La question intéressante pour la droite européenne est la suivante : les règles environnementales ont été utilisées pour convaincre l’Organisation mondiale du commerce qu’aucun véritable protectionnisme n’a été mis en oeuvre, mais bon nombre de ces mêmes règles environnementales sont combattues par les dirigeants de droite. Des règles telles que le mécanisme d’ajustement carbone aux frontières pourraient être soutenues par la droite, mais elles reposent sur l’idée que les partenaires commerciaux doivent s’aligner sur les règles environnementales de l’UE… des règles que la droite souhaiterait rendre moins strictes.
La différence notable entre les différents partis de droite se manifeste dans l’argument commercial. Alors que les démocrates de Suède s’alignent généralement sur le concept de libre-échange (Suède et Finlande) et restent les plus fervents défenseurs du commerce au sein du Conseil européen, le Rassemblement national de Marine Le Pen peut difficilement être considéré comme une voix favorable au commerce libre.
Cela pose des questions supplémentaires à Les Républicains, dont certaines figures notables ont déclaré que l’alignement sur le RN serait une convergence de lutte.
C’est également à ce niveau qu’un grand nombre de manifestations justifiées d’agriculteurs en Europe dévient de leur trajectoire.
Si les agriculteurs estiment à juste titre que les produits agrochimiques et leur profession en général sont surréglementés, ils ont tort de penser que le libre-échange a tout gâché pour tout le monde.

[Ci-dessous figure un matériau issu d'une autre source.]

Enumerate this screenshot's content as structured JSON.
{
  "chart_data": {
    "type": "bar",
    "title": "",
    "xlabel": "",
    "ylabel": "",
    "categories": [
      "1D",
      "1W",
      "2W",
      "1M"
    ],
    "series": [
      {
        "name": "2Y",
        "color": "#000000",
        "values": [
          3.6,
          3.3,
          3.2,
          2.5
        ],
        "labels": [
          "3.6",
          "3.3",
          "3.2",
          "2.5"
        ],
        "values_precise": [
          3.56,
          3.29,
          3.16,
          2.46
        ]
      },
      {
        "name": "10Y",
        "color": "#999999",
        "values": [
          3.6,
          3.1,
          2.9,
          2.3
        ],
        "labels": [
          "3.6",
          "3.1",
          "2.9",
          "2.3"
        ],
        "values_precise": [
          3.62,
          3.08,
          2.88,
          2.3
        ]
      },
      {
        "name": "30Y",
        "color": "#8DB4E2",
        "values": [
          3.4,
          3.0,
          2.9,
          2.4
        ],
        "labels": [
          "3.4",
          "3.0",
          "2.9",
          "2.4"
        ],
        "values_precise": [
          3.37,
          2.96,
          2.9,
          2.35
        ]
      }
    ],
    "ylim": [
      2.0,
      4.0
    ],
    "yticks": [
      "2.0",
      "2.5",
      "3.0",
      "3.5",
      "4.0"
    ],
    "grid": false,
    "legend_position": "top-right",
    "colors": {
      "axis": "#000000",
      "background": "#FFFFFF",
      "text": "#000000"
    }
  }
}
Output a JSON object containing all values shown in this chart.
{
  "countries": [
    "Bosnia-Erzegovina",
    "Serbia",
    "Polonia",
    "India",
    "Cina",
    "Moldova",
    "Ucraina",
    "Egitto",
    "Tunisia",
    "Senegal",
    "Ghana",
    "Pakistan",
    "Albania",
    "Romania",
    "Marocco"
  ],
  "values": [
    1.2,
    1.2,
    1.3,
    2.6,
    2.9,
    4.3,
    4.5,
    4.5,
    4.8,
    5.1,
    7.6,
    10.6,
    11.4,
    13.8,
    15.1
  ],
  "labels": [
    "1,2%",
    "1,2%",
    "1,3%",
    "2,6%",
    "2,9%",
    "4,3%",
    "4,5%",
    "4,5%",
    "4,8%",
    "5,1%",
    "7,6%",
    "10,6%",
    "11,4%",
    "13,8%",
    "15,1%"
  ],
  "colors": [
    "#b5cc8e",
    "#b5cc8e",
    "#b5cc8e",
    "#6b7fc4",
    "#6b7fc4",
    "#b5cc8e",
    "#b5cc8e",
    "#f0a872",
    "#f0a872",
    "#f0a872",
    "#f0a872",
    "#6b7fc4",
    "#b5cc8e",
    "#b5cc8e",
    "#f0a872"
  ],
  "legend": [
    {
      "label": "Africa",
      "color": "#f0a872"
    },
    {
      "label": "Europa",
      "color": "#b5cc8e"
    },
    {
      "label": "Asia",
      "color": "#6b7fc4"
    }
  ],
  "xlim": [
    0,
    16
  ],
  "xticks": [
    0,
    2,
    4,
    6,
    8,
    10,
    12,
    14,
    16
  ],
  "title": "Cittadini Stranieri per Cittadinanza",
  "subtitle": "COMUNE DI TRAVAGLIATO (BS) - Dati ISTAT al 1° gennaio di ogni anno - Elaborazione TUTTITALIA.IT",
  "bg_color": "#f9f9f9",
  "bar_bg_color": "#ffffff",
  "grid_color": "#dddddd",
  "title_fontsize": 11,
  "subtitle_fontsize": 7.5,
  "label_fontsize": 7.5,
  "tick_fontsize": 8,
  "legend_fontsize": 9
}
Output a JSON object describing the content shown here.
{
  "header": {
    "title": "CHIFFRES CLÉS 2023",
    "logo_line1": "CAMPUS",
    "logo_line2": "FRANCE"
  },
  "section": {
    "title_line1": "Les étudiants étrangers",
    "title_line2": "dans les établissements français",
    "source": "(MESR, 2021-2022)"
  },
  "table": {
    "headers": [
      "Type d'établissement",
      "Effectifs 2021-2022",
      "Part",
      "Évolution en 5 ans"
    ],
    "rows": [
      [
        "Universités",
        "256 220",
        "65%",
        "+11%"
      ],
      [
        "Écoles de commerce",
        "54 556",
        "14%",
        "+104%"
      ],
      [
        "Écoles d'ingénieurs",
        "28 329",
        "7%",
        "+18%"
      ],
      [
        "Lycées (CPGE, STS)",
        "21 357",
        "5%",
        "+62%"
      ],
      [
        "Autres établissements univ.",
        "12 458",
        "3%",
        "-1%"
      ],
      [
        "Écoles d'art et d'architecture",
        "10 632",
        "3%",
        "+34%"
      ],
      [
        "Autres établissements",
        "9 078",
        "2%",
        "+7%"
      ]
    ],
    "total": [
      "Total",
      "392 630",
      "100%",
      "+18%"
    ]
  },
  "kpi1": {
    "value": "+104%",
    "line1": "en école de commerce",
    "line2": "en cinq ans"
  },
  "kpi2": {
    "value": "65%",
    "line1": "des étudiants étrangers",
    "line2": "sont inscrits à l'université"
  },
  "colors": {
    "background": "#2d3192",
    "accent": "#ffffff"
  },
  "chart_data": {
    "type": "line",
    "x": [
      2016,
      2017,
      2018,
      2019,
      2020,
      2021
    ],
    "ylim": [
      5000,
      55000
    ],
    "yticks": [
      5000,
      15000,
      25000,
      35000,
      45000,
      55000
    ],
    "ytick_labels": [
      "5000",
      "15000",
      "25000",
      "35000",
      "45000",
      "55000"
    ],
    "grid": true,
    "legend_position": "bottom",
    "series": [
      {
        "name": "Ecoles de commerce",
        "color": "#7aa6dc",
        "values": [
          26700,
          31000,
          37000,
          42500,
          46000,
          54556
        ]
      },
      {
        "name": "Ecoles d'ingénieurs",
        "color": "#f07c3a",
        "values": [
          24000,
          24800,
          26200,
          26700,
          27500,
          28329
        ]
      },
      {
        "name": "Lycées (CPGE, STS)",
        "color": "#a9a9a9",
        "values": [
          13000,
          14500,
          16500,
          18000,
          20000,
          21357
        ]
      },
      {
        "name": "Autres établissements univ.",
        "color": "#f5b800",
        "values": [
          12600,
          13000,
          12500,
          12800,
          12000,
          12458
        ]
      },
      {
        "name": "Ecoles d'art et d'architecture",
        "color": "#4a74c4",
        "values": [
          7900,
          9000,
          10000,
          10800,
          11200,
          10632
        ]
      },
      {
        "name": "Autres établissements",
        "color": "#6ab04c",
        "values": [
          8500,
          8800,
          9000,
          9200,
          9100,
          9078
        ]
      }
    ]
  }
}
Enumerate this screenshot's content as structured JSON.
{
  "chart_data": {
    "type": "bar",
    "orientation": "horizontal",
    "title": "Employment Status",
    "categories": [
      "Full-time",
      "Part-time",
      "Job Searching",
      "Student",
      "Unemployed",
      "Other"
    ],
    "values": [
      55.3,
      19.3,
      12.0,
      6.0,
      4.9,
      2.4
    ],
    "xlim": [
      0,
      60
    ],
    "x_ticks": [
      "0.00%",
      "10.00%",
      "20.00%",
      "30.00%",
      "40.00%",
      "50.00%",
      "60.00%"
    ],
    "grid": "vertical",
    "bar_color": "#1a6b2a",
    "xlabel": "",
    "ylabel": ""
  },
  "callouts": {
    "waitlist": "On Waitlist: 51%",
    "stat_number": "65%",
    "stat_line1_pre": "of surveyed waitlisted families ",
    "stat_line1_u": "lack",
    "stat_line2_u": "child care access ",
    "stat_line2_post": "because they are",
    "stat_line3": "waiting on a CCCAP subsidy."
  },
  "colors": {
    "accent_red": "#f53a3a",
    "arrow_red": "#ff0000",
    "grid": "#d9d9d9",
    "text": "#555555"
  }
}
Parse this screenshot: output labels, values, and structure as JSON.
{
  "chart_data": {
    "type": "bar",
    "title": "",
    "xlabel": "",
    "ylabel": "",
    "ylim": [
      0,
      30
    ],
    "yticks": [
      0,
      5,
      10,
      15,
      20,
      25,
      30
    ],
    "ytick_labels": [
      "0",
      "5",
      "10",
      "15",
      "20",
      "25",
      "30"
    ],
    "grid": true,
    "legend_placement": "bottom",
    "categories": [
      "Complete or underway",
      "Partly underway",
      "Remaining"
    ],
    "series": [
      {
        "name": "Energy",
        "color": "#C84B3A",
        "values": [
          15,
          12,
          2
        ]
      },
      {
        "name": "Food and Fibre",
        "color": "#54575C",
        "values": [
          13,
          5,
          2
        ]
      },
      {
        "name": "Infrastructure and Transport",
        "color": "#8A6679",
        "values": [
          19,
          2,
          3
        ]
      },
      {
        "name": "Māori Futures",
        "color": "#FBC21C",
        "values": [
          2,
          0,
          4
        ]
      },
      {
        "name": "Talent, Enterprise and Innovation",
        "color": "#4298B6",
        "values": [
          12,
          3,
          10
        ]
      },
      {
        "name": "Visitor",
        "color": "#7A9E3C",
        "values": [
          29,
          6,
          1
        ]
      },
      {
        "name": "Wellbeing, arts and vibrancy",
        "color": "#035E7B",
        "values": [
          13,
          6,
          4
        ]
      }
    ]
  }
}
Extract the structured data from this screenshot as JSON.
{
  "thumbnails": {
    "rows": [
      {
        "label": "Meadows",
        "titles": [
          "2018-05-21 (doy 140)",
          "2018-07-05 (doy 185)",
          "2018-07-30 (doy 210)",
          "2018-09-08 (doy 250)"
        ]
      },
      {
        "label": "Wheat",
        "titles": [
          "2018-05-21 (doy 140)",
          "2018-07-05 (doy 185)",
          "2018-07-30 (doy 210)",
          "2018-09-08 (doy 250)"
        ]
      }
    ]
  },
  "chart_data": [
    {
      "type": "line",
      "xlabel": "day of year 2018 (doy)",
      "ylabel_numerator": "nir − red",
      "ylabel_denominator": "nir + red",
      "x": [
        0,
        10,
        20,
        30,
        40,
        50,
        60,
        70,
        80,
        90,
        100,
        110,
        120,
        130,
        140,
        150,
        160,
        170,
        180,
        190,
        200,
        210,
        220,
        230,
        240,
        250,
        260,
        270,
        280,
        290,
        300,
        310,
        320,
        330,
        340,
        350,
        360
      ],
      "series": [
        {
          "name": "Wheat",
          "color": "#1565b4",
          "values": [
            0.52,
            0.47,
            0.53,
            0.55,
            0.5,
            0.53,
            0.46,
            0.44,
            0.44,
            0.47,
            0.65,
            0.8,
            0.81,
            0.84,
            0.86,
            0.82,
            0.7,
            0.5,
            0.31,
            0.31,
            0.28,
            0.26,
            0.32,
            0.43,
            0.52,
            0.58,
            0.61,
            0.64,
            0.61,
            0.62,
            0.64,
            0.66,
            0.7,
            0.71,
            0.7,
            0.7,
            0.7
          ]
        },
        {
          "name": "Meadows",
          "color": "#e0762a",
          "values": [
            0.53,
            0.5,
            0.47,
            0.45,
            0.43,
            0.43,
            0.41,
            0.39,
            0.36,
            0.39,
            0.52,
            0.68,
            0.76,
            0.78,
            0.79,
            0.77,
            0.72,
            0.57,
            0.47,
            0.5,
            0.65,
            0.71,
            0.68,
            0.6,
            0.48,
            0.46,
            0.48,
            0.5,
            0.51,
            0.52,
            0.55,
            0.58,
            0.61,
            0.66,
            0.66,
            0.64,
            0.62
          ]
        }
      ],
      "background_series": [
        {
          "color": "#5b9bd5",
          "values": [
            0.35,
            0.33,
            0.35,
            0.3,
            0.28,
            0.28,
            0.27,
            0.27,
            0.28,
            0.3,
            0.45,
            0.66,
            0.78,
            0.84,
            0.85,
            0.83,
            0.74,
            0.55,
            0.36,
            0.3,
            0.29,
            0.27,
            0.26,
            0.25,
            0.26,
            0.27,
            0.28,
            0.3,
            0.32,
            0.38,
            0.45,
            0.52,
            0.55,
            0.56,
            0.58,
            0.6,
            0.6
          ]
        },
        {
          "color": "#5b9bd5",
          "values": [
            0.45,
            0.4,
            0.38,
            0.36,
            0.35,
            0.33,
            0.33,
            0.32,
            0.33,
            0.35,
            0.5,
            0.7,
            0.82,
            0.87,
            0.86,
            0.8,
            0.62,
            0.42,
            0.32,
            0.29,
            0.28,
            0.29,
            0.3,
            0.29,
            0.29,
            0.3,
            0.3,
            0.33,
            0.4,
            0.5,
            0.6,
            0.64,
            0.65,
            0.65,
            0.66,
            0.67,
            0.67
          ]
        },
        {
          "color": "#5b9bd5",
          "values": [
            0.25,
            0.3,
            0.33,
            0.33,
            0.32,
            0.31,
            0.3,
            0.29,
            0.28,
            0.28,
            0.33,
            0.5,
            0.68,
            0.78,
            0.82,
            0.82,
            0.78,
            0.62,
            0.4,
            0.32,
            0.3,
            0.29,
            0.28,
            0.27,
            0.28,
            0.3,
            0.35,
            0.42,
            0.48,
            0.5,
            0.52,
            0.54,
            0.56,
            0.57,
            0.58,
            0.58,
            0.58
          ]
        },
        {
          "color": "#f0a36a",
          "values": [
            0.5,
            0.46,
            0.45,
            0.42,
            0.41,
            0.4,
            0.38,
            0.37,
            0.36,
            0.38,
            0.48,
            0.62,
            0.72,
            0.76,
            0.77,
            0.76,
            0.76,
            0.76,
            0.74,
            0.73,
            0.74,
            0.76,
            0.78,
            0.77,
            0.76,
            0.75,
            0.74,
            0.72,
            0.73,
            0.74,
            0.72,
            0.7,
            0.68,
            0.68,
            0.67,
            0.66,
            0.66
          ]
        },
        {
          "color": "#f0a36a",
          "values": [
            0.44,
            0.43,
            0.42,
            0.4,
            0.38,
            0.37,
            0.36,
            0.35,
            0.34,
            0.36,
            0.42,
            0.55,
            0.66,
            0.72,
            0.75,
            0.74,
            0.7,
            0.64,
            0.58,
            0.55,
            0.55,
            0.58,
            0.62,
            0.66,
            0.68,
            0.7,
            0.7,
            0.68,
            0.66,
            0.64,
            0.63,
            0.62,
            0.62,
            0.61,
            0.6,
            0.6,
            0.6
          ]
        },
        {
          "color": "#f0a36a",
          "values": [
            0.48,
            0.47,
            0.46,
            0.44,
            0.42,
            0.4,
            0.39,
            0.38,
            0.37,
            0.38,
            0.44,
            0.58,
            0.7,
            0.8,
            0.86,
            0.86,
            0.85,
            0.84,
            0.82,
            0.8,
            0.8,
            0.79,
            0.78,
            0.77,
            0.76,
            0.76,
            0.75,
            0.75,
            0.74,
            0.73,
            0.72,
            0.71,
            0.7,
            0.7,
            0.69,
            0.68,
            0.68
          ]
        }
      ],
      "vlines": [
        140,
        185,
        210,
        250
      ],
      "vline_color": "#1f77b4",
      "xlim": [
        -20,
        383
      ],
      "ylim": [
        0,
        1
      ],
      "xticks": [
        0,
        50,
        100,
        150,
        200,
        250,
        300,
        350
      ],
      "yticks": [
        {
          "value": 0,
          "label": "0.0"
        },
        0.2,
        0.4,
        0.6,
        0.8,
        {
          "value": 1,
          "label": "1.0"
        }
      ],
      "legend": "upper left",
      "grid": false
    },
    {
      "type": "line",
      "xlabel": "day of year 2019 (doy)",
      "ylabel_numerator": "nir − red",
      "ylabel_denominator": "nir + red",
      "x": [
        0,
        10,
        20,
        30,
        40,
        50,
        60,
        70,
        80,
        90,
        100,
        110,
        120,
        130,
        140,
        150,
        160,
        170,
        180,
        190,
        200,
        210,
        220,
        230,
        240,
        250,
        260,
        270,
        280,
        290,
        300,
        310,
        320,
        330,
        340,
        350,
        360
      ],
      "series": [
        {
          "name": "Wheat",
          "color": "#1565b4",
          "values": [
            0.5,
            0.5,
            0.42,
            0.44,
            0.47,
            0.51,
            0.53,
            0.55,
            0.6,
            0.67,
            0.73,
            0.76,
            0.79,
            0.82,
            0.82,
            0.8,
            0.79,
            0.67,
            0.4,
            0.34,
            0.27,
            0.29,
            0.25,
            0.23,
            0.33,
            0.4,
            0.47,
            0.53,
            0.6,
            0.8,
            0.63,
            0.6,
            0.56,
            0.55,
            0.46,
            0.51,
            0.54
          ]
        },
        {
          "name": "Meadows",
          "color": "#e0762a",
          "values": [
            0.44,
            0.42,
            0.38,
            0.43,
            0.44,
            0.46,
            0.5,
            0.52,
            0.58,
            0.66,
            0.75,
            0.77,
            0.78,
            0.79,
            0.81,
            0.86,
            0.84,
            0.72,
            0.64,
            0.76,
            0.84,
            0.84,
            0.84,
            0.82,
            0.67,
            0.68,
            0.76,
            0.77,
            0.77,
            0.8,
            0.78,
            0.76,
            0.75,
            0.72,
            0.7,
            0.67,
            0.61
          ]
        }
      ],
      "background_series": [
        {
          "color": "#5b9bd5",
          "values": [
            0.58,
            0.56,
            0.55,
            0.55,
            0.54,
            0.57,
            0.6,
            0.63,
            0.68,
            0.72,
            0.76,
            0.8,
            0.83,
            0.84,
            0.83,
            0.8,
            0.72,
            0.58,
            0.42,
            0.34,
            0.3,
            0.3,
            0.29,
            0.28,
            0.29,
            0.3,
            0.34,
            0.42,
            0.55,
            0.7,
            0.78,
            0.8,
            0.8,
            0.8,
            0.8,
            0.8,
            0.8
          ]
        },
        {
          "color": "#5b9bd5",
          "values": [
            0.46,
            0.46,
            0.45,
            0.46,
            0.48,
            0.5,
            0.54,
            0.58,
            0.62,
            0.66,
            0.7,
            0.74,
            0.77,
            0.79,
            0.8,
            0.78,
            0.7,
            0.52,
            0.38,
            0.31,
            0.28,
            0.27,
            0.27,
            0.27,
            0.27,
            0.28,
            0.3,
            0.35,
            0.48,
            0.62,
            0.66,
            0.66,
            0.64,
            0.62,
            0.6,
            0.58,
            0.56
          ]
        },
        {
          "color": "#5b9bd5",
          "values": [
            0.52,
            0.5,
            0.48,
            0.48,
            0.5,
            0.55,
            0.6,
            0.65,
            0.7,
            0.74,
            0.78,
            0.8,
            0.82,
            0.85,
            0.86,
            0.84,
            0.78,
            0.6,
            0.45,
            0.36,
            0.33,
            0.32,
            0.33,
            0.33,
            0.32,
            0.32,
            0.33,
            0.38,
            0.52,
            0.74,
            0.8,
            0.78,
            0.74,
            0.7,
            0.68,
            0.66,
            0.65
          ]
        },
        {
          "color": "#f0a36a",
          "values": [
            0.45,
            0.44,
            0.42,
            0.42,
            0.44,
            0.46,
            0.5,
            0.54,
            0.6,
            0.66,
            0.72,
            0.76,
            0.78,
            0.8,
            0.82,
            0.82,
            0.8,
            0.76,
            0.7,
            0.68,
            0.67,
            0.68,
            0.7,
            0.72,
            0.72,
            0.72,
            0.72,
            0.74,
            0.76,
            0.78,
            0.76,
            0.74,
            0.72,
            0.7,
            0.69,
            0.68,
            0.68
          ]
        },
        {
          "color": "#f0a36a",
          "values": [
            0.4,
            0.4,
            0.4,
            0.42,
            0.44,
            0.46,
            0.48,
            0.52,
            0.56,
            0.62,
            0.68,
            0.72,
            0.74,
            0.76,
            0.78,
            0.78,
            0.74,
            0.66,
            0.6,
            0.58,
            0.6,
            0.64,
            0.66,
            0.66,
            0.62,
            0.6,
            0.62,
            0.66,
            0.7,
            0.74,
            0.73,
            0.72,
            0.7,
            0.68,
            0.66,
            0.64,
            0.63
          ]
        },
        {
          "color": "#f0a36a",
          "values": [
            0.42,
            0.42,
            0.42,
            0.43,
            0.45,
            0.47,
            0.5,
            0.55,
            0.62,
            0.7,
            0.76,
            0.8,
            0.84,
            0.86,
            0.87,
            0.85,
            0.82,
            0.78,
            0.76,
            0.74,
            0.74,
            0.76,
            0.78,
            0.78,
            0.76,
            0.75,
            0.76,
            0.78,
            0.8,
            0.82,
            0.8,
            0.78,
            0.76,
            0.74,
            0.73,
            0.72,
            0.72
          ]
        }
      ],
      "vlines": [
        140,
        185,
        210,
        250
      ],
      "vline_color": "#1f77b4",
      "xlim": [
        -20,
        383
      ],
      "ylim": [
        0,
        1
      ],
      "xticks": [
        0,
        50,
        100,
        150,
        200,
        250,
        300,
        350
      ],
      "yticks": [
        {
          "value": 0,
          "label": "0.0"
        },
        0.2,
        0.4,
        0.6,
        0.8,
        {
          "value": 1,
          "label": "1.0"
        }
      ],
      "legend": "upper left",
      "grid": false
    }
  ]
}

On peut dire qu’il en allait de même pour le marché intérieur européen : l’Europe est-elle inondée de produits bon marché en provenance de Pologne ou de Bulgarie ? C’était une véritable préoccupation lors de l’élargissement de l’UE à l’est.
Toutefois, l’augmentation du nombre de pays pratiquant le libre-échange a en fait amélioré le marché européen et la situation des consommateurs. Les producteurs des pays désavantagés sur le plan des coûts de production ont compensé cette situation en fabriquant des produits de qualité qui sont recherchés dans le monde entier. Ce dernier point explique également pourquoi l’absence de nouveaux accords commerciaux est une telle tragédie pour l’Europe. Des millions de consommateurs aux Etats-Unis aimeraient avoir un accès plus facile à davantage de fromages, de vins et de champagnes français, mais nous les en empêchons parce que nous craignons le boeuf du Midwest.
L’accord commercial du Mercosur avec l’Amérique du Sud est en suspens, la ratification de l’accord CETA avec le Canada traîne en longueur et la négociation d’un accord commercial global avec les Etats-Unis semble impossible à ce stade. Au lieu de cela, ce sont les « clauses miroirs » qui feront parler d’elles à Bruxelles au cours des cinq prochaines années.
A priori, l’objectif d’une « clause miroir » est de garantir que les produits importés sont fabriqués exactement selon les mêmes normes sanitaires, phytosanitaires, de bien-être et environnementales que celles imposées aux produits nationaux au sein de l’Union européenne.
Ce nouveau terme fait écho à la direction prise par l’Europe depuis un certain temps, à savoir la conviction que nous sommes l’épicentre de la qualité alimentaire et que le reste du monde devrait donc nous imiter.
Comme vous pouvez le constater, l’Europe fait une fois de plus preuve d’humilité. Je soupçonne la droite européenne de s’intéresser de près à ces clauses miroirs, non pas pour examiner les avantages économiques de l’autonomie stratégique sous le couvert de l’égalité des conditions de concurrence, mais pour ne pas faire avancer les négociations commerciales.
Il semble qu’avec le glissement de l’Europe vers la droite, nous entrons dans l’ère non pas des enthousiastes du commerce à la Reagan, mais des commerçants opportunistes – ceux qui ne comprennent pas le bénéfice économique net sous-jacent du commerce, mais qui jouent plutôt des jeux politiques sur le dos du pouvoir d’achat des consommateurs. Nous nous en porterons tous plus mal.